After being closed for almost exactly a year, New York City plans to partially reopen movie theaters on Mar. 5. While many questions remain as theaters slowly reopen across the county, one thing is certain: people have missed going to the movies in the past year as much as they did during the 1918 pandemic.

Newspaper articles in the digital archive of the Influenza Encyclopedia, produced by the Center for the History of Medicine at the University of Michigan, reported elation about the reopening of theaters. Back then, if people weren’t watching movies in theaters, they weren’t watching them at all. Unlike film buffs in the early 20th century, most people in the COVID-19 pandemic have been able to watch movies the entire time, streaming them from home or even going to outdoor screenings. But just like today, there was trepidation about heading back to an enclosed theater, along with great excitement about seeing movies again.

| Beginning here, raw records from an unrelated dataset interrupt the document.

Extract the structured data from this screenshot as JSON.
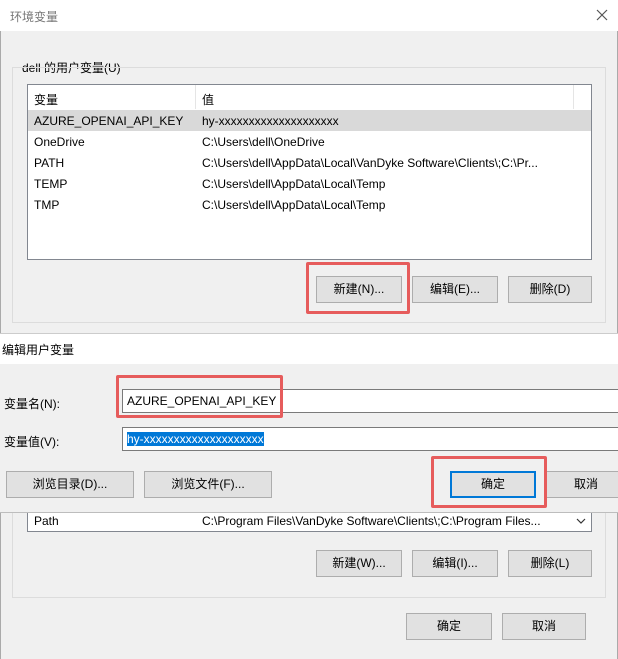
{
  "env_window": {
    "title": "环境变量",
    "close_icon": "close-icon",
    "user_group_label": "dell 的用户变量(U)",
    "columns": [
      "变量",
      "值"
    ],
    "user_vars": [
      {
        "name": "AZURE_OPENAI_API_KEY",
        "value": "hy-xxxxxxxxxxxxxxxxxxxx",
        "selected": true
      },
      {
        "name": "OneDrive",
        "value": "C:\\Users\\dell\\OneDrive",
        "selected": false
      },
      {
        "name": "PATH",
        "value": "C:\\Users\\dell\\AppData\\Local\\VanDyke Software\\Clients\\;C:\\Pr...",
        "selected": false
      },
      {
        "name": "TEMP",
        "value": "C:\\Users\\dell\\AppData\\Local\\Temp",
        "selected": false
      },
      {
        "name": "TMP",
        "value": "C:\\Users\\dell\\AppData\\Local\\Temp",
        "selected": false
      }
    ],
    "user_buttons": {
      "new": "新建(N)...",
      "edit": "编辑(E)...",
      "delete": "删除(D)"
    },
    "system_row": {
      "name": "Path",
      "value": "C:\\Program Files\\VanDyke Software\\Clients\\;C:\\Program Files..."
    },
    "system_buttons": {
      "new": "新建(W)...",
      "edit": "编辑(I)...",
      "delete": "删除(L)"
    },
    "ok_label": "确定",
    "cancel_label": "取消",
    "highlight_color": "#e65c5c"
  },
  "edit_dialog": {
    "title": "编辑用户变量",
    "name_label": "变量名(N):",
    "name_value": "AZURE_OPENAI_API_KEY",
    "value_label": "变量值(V):",
    "value_value": "hy-xxxxxxxxxxxxxxxxxxxx",
    "browse_dir": "浏览目录(D)...",
    "browse_file": "浏览文件(F)...",
    "ok_label": "确定",
    "cancel_label": "取消"
  }
}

From around 1905 and 1908, movies became the premiere form of entertainment for the masses. Dubbed the nickelodeon era because films usually cost a nickel, theaters ranged from a storefront to setting up chairs and a projector and a screen. Filmmaking itself was also more diverse, where virtually anyone with a camera and a couple of actors could make a movie, according to William J. Mann, author of 2014 book Tinseltown: Murder, Morphine, and Madness at the Dawn of Hollywood.

But from 1908 to 1917, movie palaces noted for their gilded and red velvet interiors opened to cater to a more affluent clientele, and the studio system started to emerge.

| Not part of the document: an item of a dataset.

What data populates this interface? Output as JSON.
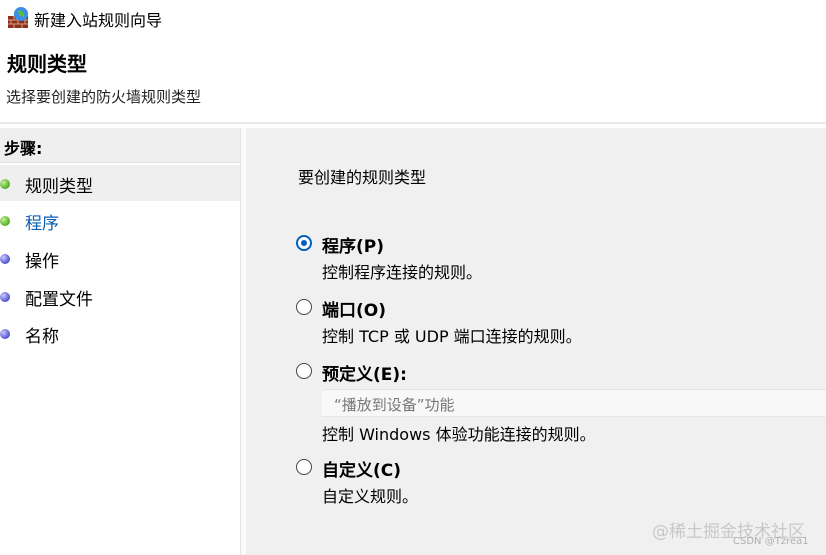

“1918 to 1920 is a turning point for the industry,” says Mann. “There was already a move within the industry to consolidate and create a more structured production system and more efficient distribution and exhibition system, and the fact that the pandemic happened in the midst of that made those changes even more profound. Movies had been just novelties in 1910, but by 1918, they’re huge moneymakers, a vital part of the economy.”

As the deadliest wave of the 1918 flu pandemic hit in early fall on the East Coast, movie theaters closed for several weeks, and as the virus made its way West, pictures houses in those regions shut-down too.

On Oct. 9, 1918, the National Association of the Motion Picture Industry announced it would stop sending new releases to America’s 17,500 movie theaters from Oct. 13 to Nov. 9 until “the grip crisis” has “subsided”—a move that impacted more than a million employees, the New York American reported. About 60% of film production in California came to a halt. The movie industry worried it was “the beginning of the end,” Benjamin Hampton wrote in his 1931 A History of the Movies, and filmmaker and writer Lewis Jacobs said insiders feared “seemingly imminent ruin” in his 1939 The Rise of the American Film.